On Friday, February 23rd, 2018 at 6:00 pm, Public Seminar will be livestreaming the Marilyn B. Young lecture, described below, on our Facebook page.
Marilyn B. Young (1937-2017) was an influential historian of U.S. foreign policy, a feminist, and a prominent public critic of America’s endless wars in the twentieth and twenty-first century. She was a Professor of History at NYU, founder and director of the Center for the United States and the Cold War at NYU’s Tamiment Library, and past president of SHAFR, the Society for Historians of American Foreign Relations. Brilliant, charismatic, and witty, Marilyn was a beloved colleague and friend, a devoted teacher, and an inspiring model of a politically engaged intellectual.
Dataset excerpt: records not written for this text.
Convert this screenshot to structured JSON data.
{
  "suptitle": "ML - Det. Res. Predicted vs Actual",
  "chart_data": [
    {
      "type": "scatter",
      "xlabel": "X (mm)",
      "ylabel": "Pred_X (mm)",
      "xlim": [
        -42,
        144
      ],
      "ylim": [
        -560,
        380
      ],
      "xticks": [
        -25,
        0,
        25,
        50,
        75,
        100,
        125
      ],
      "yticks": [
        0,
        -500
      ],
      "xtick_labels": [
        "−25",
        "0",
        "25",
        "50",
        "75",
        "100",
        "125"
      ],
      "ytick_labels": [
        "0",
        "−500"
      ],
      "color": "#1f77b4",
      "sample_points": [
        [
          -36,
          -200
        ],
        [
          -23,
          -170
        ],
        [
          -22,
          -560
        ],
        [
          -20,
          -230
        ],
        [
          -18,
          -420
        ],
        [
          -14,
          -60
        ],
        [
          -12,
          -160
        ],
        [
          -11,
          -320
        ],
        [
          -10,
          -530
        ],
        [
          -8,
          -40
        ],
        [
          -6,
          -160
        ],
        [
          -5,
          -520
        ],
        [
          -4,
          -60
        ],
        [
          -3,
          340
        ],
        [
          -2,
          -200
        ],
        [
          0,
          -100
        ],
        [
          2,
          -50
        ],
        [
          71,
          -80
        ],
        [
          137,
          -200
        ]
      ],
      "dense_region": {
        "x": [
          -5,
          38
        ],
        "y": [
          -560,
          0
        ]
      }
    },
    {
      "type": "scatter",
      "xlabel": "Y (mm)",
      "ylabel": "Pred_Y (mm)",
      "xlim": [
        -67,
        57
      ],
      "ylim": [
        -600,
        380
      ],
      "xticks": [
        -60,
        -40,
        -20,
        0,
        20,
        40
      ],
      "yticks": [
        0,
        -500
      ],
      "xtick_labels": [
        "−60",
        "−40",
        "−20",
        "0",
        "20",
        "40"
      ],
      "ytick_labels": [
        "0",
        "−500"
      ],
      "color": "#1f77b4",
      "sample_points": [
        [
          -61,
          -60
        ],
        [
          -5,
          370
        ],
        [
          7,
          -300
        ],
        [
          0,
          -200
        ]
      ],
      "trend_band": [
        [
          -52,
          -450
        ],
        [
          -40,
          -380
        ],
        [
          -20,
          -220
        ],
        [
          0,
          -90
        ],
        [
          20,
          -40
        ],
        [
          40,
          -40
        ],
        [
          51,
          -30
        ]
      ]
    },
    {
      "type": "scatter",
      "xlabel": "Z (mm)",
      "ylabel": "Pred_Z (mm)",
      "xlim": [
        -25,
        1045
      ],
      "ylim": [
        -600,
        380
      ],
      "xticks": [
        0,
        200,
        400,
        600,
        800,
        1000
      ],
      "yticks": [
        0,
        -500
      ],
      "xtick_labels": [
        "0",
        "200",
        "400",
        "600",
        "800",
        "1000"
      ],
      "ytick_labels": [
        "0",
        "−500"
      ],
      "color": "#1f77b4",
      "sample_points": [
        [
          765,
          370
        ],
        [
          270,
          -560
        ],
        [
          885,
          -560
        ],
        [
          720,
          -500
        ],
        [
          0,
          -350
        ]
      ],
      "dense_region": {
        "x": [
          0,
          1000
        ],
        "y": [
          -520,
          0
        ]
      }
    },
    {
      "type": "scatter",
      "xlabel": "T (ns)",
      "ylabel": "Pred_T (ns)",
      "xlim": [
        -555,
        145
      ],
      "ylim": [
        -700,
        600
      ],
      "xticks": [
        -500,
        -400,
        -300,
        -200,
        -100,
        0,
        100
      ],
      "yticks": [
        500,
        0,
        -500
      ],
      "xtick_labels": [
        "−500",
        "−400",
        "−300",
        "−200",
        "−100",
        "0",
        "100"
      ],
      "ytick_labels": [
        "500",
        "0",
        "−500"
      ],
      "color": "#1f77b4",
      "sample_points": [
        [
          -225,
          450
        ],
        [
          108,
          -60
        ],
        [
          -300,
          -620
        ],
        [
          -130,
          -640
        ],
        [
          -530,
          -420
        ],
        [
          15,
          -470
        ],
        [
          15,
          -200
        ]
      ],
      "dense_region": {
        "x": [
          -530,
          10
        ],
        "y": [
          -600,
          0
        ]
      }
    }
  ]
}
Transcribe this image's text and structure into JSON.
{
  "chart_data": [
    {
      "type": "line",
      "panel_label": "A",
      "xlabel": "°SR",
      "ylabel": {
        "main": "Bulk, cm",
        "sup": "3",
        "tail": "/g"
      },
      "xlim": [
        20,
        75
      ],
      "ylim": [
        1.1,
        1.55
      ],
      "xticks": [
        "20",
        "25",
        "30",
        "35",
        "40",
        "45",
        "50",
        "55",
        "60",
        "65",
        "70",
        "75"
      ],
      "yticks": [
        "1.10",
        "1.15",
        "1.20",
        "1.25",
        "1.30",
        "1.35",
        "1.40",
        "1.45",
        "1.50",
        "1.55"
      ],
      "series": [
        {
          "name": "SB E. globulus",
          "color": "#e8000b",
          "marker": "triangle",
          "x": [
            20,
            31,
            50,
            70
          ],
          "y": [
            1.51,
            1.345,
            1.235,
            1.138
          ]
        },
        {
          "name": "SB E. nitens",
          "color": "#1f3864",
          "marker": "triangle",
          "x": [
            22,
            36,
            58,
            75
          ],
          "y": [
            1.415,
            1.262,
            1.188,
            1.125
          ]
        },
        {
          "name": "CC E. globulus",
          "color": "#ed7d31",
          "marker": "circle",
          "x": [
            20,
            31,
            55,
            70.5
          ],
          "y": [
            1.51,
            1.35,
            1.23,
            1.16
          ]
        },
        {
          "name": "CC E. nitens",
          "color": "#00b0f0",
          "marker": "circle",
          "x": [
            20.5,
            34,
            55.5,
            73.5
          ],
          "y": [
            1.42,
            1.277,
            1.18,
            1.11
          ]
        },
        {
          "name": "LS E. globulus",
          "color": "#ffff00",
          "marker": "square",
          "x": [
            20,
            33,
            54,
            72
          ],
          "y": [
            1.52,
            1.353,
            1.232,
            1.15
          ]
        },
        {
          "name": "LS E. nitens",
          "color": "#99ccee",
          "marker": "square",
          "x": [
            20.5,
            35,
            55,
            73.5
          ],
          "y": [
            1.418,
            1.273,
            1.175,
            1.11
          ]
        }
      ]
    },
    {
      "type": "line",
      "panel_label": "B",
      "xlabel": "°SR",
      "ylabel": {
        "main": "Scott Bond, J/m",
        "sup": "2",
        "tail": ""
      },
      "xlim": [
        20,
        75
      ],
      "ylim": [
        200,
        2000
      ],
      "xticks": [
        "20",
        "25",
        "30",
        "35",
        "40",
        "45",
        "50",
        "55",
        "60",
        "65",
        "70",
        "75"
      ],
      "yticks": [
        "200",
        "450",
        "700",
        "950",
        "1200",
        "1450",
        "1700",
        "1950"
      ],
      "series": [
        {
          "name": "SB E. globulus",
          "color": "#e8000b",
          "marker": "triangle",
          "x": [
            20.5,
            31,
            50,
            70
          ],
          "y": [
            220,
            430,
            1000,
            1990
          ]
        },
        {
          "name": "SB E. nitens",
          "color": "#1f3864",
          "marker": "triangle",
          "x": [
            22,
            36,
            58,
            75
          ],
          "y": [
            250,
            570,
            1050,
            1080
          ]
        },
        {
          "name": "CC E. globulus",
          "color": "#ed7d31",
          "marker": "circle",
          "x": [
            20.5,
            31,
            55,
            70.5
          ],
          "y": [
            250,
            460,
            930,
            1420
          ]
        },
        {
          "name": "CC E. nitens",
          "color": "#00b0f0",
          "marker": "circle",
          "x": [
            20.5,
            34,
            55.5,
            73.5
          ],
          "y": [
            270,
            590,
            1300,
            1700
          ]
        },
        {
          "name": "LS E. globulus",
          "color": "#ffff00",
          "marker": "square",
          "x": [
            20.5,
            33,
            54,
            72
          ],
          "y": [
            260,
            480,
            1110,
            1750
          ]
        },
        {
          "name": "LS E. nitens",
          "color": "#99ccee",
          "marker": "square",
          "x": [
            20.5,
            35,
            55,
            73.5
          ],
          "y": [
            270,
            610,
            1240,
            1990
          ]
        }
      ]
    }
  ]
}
It is fitting that the first Marilyn B. Young memorial lecture is on “The Korean War Today: A Roundtable on the U.S. and the Two Koreas” for as she wrote in her address as President of SHAFR, “I find that I have spent most of my life as a teacher and scholar thinking and writing about war… The constancy of war and its as constant erasure is linked intimately to the pursuit and maintenance of an American empire similarly erased.” The wars she so brilliantly analyzed and against many of which she so passionately protested included the War of 1898, the Chinese civil war, the numerous U.S. interventions in Central America, and the newer wars in the Middle East and revival of Vietnam era counterinsurgency that was integral to them. The Vietnam War stood at the center of her scholarly writing and political activism; Korea, the “forgotten war” was the project she hoped to pursue in her retirement. Her voice is missed in these tense and troubled times.